Essa ideia é repetida adiante, nos versículos 22 e 23: "Sabemos que toda a natureza criada geme até agora, como em dores de parto. E não só isso, mas nós mesmos, que temos os primeiros frutos do Espírito, gememos interiormente, esperando ansiosamente nossa adoção como filhos, a redenção do nosso corpo." E, novamente, nos versículos 28 e 29: "Sabemos que Deus age em todas as coisas para o bem daqueles que o amam, dos que foram chamados de acordo com o seu propósito.

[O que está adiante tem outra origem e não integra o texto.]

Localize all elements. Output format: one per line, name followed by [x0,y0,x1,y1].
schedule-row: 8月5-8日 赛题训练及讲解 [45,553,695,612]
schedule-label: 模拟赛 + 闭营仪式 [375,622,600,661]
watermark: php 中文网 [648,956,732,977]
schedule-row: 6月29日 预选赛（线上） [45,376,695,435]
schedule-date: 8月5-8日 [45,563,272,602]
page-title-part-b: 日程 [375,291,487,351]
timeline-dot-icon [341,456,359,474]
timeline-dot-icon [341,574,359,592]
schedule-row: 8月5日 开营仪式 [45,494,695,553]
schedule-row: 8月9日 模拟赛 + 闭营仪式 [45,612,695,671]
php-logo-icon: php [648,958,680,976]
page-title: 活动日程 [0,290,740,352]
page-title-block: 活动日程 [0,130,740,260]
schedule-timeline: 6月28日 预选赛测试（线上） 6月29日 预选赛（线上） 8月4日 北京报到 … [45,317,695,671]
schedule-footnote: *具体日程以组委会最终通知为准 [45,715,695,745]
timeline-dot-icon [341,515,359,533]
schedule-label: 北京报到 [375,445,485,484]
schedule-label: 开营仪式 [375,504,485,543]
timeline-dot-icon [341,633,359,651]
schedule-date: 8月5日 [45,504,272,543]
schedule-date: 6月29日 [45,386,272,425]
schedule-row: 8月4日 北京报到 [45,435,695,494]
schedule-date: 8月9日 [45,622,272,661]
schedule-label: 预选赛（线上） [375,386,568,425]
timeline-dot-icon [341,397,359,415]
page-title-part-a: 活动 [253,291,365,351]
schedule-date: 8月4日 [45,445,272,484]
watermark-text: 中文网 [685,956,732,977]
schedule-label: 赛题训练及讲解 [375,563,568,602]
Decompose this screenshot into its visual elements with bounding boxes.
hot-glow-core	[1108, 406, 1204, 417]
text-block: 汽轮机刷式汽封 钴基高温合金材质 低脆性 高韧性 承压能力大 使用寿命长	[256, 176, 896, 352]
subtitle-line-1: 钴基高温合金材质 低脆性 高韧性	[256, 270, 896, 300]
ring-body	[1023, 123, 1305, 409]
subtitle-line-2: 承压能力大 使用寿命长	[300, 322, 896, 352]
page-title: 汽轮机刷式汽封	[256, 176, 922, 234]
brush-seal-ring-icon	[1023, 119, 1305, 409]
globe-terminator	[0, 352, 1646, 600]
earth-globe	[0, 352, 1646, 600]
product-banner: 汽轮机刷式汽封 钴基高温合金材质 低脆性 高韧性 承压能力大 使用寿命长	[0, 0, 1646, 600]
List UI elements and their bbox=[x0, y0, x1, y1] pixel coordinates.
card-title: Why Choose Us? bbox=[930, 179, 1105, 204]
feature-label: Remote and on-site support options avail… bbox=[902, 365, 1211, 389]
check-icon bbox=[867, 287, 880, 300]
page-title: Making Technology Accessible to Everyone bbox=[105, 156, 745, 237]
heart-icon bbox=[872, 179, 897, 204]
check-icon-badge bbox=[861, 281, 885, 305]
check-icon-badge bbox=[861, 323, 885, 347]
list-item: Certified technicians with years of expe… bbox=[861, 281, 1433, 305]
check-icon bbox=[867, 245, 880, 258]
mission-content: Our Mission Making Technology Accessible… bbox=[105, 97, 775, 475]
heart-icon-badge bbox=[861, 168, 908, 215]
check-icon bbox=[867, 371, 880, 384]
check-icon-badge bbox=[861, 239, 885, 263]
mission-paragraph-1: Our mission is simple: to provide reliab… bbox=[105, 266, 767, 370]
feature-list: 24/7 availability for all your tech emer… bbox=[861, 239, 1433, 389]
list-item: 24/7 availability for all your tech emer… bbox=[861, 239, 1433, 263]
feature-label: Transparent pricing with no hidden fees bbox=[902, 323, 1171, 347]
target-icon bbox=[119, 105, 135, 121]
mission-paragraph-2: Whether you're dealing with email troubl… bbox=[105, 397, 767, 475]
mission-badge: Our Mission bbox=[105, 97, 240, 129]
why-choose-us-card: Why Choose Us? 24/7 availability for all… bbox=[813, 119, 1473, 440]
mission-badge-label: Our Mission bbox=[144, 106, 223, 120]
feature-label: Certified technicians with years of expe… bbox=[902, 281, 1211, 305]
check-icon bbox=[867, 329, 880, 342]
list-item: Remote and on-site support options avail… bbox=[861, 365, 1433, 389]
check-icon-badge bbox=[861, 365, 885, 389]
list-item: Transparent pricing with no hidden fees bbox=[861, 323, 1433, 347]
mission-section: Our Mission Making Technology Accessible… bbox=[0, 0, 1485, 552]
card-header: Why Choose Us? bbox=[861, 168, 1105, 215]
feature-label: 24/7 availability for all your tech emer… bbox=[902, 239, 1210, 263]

Pois aqueles que de antemão conheceu, também os predestinou para serem conformes à imagem de seu Filho, a fim de que ele seja o primogênito entre muitos irmãos." Toda essa linguagem, embora honrosa para os filhos adotivos, deixa claro que existe uma diferença fundamental entre Jesus, o unigênito e filho de Deus por direito, e nós, adotados de forma graciosa e misericordiosa, que somos tratados por Deus com uma honra que não merecemos por nossa própria natureza.

3 comentários:

Mulher na Polícia disse...

Fala Andrezinho!

Você tá estudando pra caramba, hein?

Issaê!

: *

André disse...

Ei, você que enviou o comentário que não publiquei.

Não sei como falar com você. Não achei o endereço do seu blog no seu perfil. Me mande, que eu comento lá.

Ou, se preferir, me mande um e-mail: alvenancio@gmail.com.

Aguardo, e agradeço. Abraços!

Unknown disse...

Ótimo!!!

Demonstra muito estudo mesmo e conhecimento sobre o que fala!